Le gouvernement du Canada a ajouté des éléments à sa trousse d’outils pour lutter contre les actes répréhensibles des entreprises

Ainsi, dès l’automne 2017, le gouvernement du Canada a commencé par tenir un long processus de consultation publique afin de recueillir des commentaires sur la façon d’améliorer le régime d’intégrité et sur la pertinence d’adopter un régime d’accords de poursuite suspendue afin de renforcer la portée des mesures d’application dont dispose le pays pour dissuader les entreprises de commettre des actes répréhensibles. Et en 2018, le Parlement a présenté une loi visant à instaurer ces améliorations.

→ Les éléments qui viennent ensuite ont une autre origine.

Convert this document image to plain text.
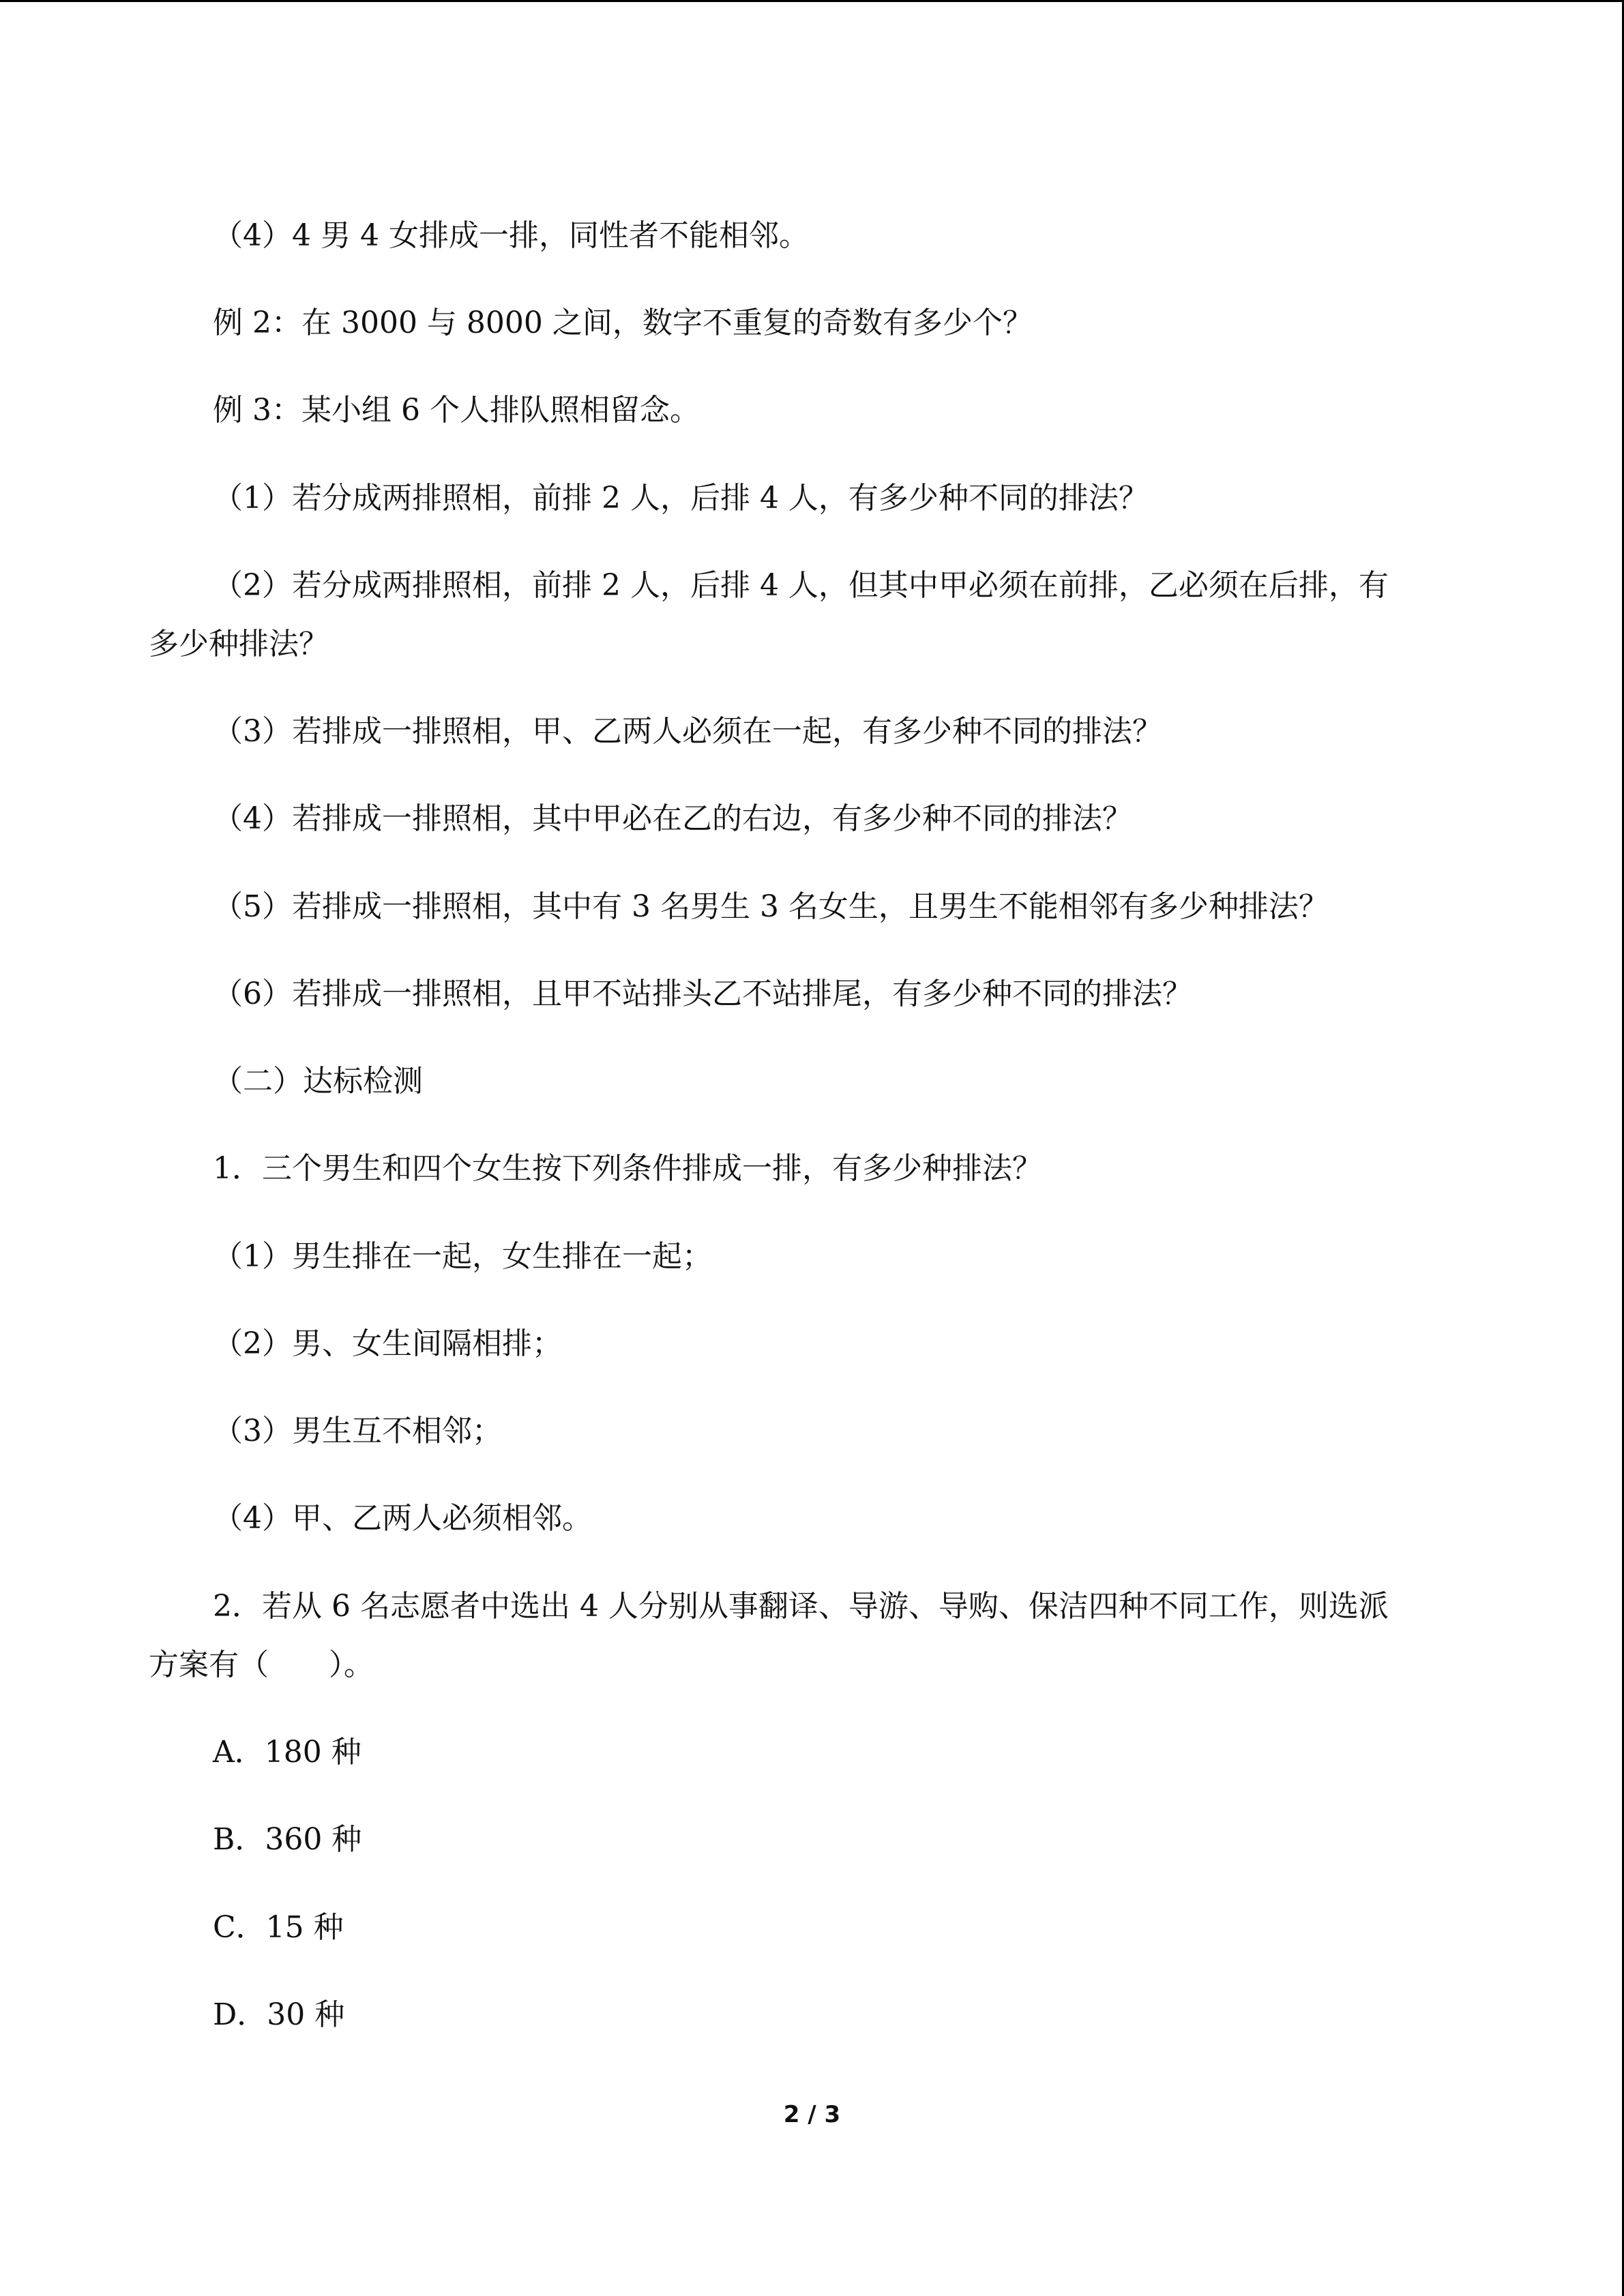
（4）4 男 4 女排成一排，同性者不能相邻。
例 2：在 3000 与 8000 之间，数字不重复的奇数有多少个？
例 3：某小组 6 个人排队照相留念。
（1）若分成两排照相，前排 2 人，后排 4 人，有多少种不同的排法？
（2）若分成两排照相，前排 2 人，后排 4 人，但其中甲必须在前排，乙必须在后排，有
多少种排法？
（3）若排成一排照相，甲、乙两人必须在一起，有多少种不同的排法？
（4）若排成一排照相，其中甲必在乙的右边，有多少种不同的排法？
（5）若排成一排照相，其中有 3 名男生 3 名女生，且男生不能相邻有多少种排法？
（6）若排成一排照相，且甲不站排头乙不站排尾，有多少种不同的排法？
（二）达标检测
1．三个男生和四个女生按下列条件排成一排，有多少种排法？
（1）男生排在一起，女生排在一起；
（2）男、女生间隔相排；
（3）男生互不相邻；
（4）甲、乙两人必须相邻。
2．若从 6 名志愿者中选出 4 人分别从事翻译、导游、导购、保洁四种不同工作，则选派
方案有（　　）。
A．180 种
B．360 种
C．15 种
D．30 种
2 / 3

Élargissement du régime d’intégrité
En mars 2018, le gouvernement du Canada a annoncé que les améliorations apportées au régime d’intégrité prendraient effet le 1er janvier 2019. Le régime d’intégrité regroupe une série de règles régissant l’admissibilité des fournisseurs susceptibles de conclure des contrats avec le gouvernement fédéral canadien. Les entreprises canadiennes et étrangères qui ont des contrats importants avec le gouvernement fédéral sont tenues de satisfaire certaines normes éthiques établies dans la politique d’inadmissibilité et de suspension formelle administrée par Services publics et Approvisionnement Canada (SPAC).

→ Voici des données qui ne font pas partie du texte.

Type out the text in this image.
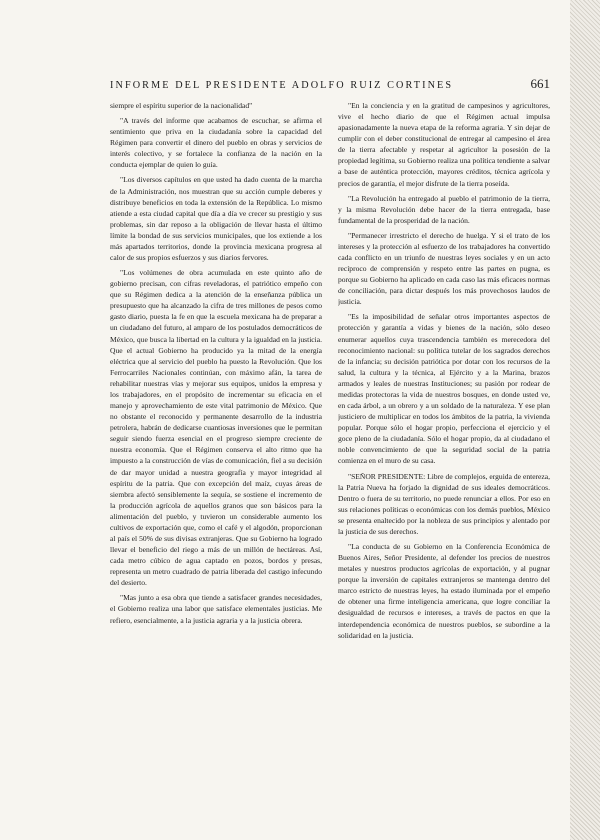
INFORME DEL PRESIDENTE ADOLFO RUIZ CORTINES	661

siempre el espíritu superior de la nacionalidad"

"A través del informe que acabamos de escuchar, se afirma el sentimiento que priva en la ciudadanía sobre la capacidad del Régimen para convertir el dinero del pueblo en obras y servicios de interés colectivo, y se fortalece la confianza de la nación en la conducta ejemplar de quien lo guía.

"Los diversos capítulos en que usted ha dado cuenta de la marcha de la Administración, nos muestran que su acción cumple deberes y distribuye beneficios en toda la extensión de la República. Lo mismo atiende a esta ciudad capital que día a día ve crecer su prestigio y sus problemas, sin dar reposo a la obligación de llevar hasta el último límite la bondad de sus servicios municipales, que los extiende a los más apartados territorios, donde la provincia mexicana progresa al calor de sus propios esfuerzos y sus diarios fervores.

"Los volúmenes de obra acumulada en este quinto año de gobierno precisan, con cifras reveladoras, el patriótico empeño con que su Régimen dedica a la atención de la enseñanza pública un presupuesto que ha alcanzado la cifra de tres millones de pesos como gasto diario, puesta la fe en que la escuela mexicana ha de preparar a un ciudadano del futuro, al amparo de los postulados democráticos de México, que busca la libertad en la cultura y la igualdad en la justicia. Que el actual Gobierno ha producido ya la mitad de la energía eléctrica que al servicio del pueblo ha puesto la Revolución. Que los Ferrocarriles Nacionales continúan, con máximo afán, la tarea de rehabilitar nuestras vías y mejorar sus equipos, unidos la empresa y los trabajadores, en el propósito de incrementar su eficacia en el manejo y aprovechamiento de este vital patrimonio de México. Que no obstante el reconocido y permanente desarrollo de la industria petrolera, habrán de dedicarse cuantiosas inversiones que le permitan seguir siendo fuerza esencial en el progreso siempre creciente de nuestra economía. Que el Régimen conserva el alto ritmo que ha impuesto a la construcción de vías de comunicación, fiel a su decisión de dar mayor unidad a nuestra geografía y mayor integridad al espíritu de la patria. Que con excepción del maíz, cuyas áreas de siembra afectó sensiblemente la sequía, se sostiene el incremento de la producción agrícola de aquellos granos que son básicos para la alimentación del pueblo, y tuvieron un considerable aumento los cultivos de exportación que, como el café y el algodón, proporcionan al país el 50% de sus divisas extranjeras. Que su Gobierno ha logrado llevar el beneficio del riego a más de un millón de hectáreas. Así, cada metro cúbico de agua captado en pozos, bordos y presas, representa un metro cuadrado de patria liberada del castigo infecundo del desierto.

"Mas junto a esa obra que tiende a satisfacer grandes necesidades, el Gobierno realiza una labor que satisface elementales justicias. Me refiero, esencialmente, a la justicia agraria y a la justicia obrera.

"En la conciencia y en la gratitud de campesinos y agricultores, vive el hecho diario de que el Régimen actual impulsa apasionadamente la nueva etapa de la reforma agraria. Y sin dejar de cumplir con el deber constitucional de entregar al campesino el área de la tierra afectable y respetar al agricultor la posesión de la propiedad legítima, su Gobierno realiza una política tendiente a salvar a base de auténtica protección, mayores créditos, técnica agrícola y precios de garantía, el mejor disfrute de la tierra poseída.

"La Revolución ha entregado al pueblo el patrimonio de la tierra, y la misma Revolución debe hacer de la tierra entregada, base fundamental de la prosperidad de la nación.

"Permanecer irrestricto el derecho de huelga. Y si el trato de los intereses y la protección al esfuerzo de los trabajadores ha convertido cada conflicto en un triunfo de nuestras leyes sociales y en un acto recíproco de comprensión y respeto entre las partes en pugna, es porque su Gobierno ha aplicado en cada caso las más eficaces normas de conciliación, para dictar después los más provechosos laudos de justicia.

"Es la imposibilidad de señalar otros importantes aspectos de protección y garantía a vidas y bienes de la nación, sólo deseo enumerar aquellos cuya trascendencia también es merecedora del reconocimiento nacional: su política tutelar de los sagrados derechos de la infancia; su decisión patriótica por dotar con los recursos de la salud, la cultura y la técnica, al Ejército y a la Marina, brazos armados y leales de nuestras Instituciones; su pasión por rodear de medidas protectoras la vida de nuestros bosques, en donde usted ve, en cada árbol, a un obrero y a un soldado de la naturaleza. Y ese plan justiciero de multiplicar en todos los ámbitos de la patria, la vivienda popular. Porque sólo el hogar propio, perfecciona el ejercicio y el goce pleno de la ciudadanía. Sólo el hogar propio, da al ciudadano el noble convencimiento de que la seguridad social de la patria comienza en el muro de su casa.

"SEÑOR PRESIDENTE: Libre de complejos, erguida de entereza, la Patria Nueva ha forjado la dignidad de sus ideales democráticos. Dentro o fuera de su territorio, no puede renunciar a ellos. Por eso en sus relaciones políticas o económicas con los demás pueblos, México se presenta enaltecido por la nobleza de sus principios y alentado por la justicia de sus derechos.

"La conducta de su Gobierno en la Conferencia Económica de Buenos Aires, Señor Presidente, al defender los precios de nuestros metales y nuestros productos agrícolas de exportación, y al pugnar porque la inversión de capitales extranjeros se mantenga dentro del marco estricto de nuestras leyes, ha estado iluminada por el empeño de obtener una firme inteligencia americana, que logre conciliar la desigualdad de recursos e intereses, a través de pactos en que la interdependencia económica de nuestros pueblos, se subordine a la solidaridad en la justicia.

Aux termes de la politique actuelle, un fournisseur est automatiquement inadmissible à conclure un contrat, y compris un contrat immobilier, avec le gouvernement fédéral s’il a été reconnu coupable d’une infraction au cours des trois dernières années. La liste des infractions est longue et comprend la fraude, le blanchiment d’argent, les délits d’initié, la corruption d’un agent public étranger, la fabrication de faux documents ainsi que d’autres infractions précises prévues dans la Loi sur la concurrence et la Loi de l’impôt sur le revenu. Certaines circonstances particulières peuvent également entraîner une détermination d’inadmissibilité par SPAC, par exemple lorsqu’un fournisseur a été reconnu coupable d’une infraction à l’étranger.

Le gouvernement du Canada a déclaré que les objectifs du nouveau régime d’intégrité étaient les suivants :

  • offrir une souplesse accrue dans la prise de décisions de radiation interdisant à une entreprise de soumettre des offres pour des marchés publics​;
  • augmenter le nombre d’éléments déclencheurs de radiation, y compris l’ajout d’infractions fédérales, de certaines infractions provinciales, de « jugements civils étrangers pour cause d’inconduite » et de décisions de radiation prises par des autorités provinciales, par des États étrangers et par des organisations internationales​;
  • trouver des solutions additionnelles permettant d’atténuer davantage le risque de faire affaire avec des membres du crime organisé​;
  • élargir la portée des pratiques commerciales éthiques prônées par le régime à d’autres champs d’activités importants, comme la lutte contre la traite des personnes, la protection des droits des travailleurs et la protection de l’environnement. De plus, les entreprises devront attester avoir pris des mesures raisonnables pour se prémunir contre l’existence de travail forcé dans leur chaîne d’approvisionnement.

La politique d’inadmissibilité et de suspension modifiée n’a pas encore été publiée. Une consultation publique est en cours pour recueillir des commentaires sur les mesures d’application de l’avant-projet de la politique modifiée.

Introduction de la notion des accords de poursuite suspendue au Canada pour les crimes économiques
Les modifications apportées au Code criminel canadien sont entrées en vigueur le 19 septembre 2018, mettant pour la première fois en place un régime d’accords de poursuite suspendue (APS) (appelés aussi « accords de réparation ») pour des actes répréhensibles commis par des entreprises au Canada. Les APS sont fréquemment utilisés aux États-Unis et au Royaume‑Uni.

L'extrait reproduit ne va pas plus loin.